C’est que Jean Raspail, c’est bien connu, n’a jamais eu peur de mettre sa lampe frontale et ses mains dans le charbon pour descendre au fond de la mine pleine de noirceur qu’est l’âme humaine. Avec ses vitraux parfois, pourtant, d’où jaillit, aveuglant, un rayon de lumière.
Comment peut-on baptiser - au prix du charcutage sanguinolent de l’être jadis aimé - le tout-petit que l’on a conçu et que l'on va assassiner, pour le faire naître, au Ciel, à une vie qu’on s'apprête à lui enlever sur terre, animé donc de l’intime conviction que l’au-delà existe alors que l’on s'en ferme de facto les portes ?

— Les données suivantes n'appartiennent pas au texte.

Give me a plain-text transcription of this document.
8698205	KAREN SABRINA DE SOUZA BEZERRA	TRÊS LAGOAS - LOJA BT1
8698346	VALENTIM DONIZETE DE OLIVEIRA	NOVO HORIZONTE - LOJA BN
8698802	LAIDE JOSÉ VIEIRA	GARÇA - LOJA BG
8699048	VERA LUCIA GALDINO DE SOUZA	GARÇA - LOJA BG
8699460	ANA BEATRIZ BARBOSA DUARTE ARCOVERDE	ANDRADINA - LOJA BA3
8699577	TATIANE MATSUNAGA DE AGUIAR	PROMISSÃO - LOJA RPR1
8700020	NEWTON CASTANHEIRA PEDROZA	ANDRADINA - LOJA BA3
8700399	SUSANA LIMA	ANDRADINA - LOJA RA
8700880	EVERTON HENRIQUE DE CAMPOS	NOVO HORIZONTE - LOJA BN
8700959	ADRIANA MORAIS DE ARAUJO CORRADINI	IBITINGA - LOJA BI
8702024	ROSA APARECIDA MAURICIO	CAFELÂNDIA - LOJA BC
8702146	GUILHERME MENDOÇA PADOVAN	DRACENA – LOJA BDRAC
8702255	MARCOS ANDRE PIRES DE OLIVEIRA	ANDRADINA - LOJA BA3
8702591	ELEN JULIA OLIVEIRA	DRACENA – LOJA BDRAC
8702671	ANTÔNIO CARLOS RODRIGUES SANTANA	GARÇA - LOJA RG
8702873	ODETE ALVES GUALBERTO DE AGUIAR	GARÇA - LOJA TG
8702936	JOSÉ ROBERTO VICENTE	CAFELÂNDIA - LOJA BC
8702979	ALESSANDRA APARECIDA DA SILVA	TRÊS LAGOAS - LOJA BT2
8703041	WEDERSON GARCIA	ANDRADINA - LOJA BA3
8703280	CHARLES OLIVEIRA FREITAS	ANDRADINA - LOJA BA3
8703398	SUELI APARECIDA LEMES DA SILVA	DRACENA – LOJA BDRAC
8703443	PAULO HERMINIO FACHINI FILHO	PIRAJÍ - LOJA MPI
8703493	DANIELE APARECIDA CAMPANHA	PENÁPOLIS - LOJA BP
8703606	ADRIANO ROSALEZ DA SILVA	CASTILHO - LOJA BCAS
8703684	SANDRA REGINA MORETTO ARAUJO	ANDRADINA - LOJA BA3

Comment peut-on croire à la sincérité d’un tel meurtrier lorsqu’il a fait de sa prison une cellule de moine contemplatif, et de la cour de récréation une paroisse bancale d’incarcérés ?
Comment un quidam moyen peut-il être assez fou pour imaginer discerner la vérité dans un tel écheveau de duplicité et de clarté ?
Qui est le plus détestable ? L’éminent avocat dont les médiocres turpitudes, jamais punies ni même vraiment avouées, ont été distillées durant toute une vie à dose filée, ou son confesseur, abominable criminel qui a durement expié ?
Ne comptez par sur l’auteur pour vous donner les réponses, ce récit est inachevé.
Les époques - 1956, 1960, 2001 - dans ce livre s’entrechoquent, Comme les questions suspendues dans la tête du lecteur…
Le propre de l’œuvre de Jean Raspail est d’être immortel. Le Camp des saints est même plus moderne qu’au moment de sa parution. Laissé en l’état par l’auteur en 2003, publié comme une nouvelle parmi d’autres en 2015, Miséricorde connaît une véritable première édition aujourd’hui.
Et entre scandales de mœurs dans l’Église et libération de Jean-Claude Romand, accueilli, sitôt libéré, par un monastère, ce bouquin troublant semble terriblement d’actualité.
En ces temps où chacun, à sa façon, nous prédit à plus ou moins brève échéance un scénario apocalyptique sans espoir de salut et nous tend, voire nous vend, obligeamment la corde pour nous pendre, le mot miséricorde, magnifique, prend tout son sens eschatologique.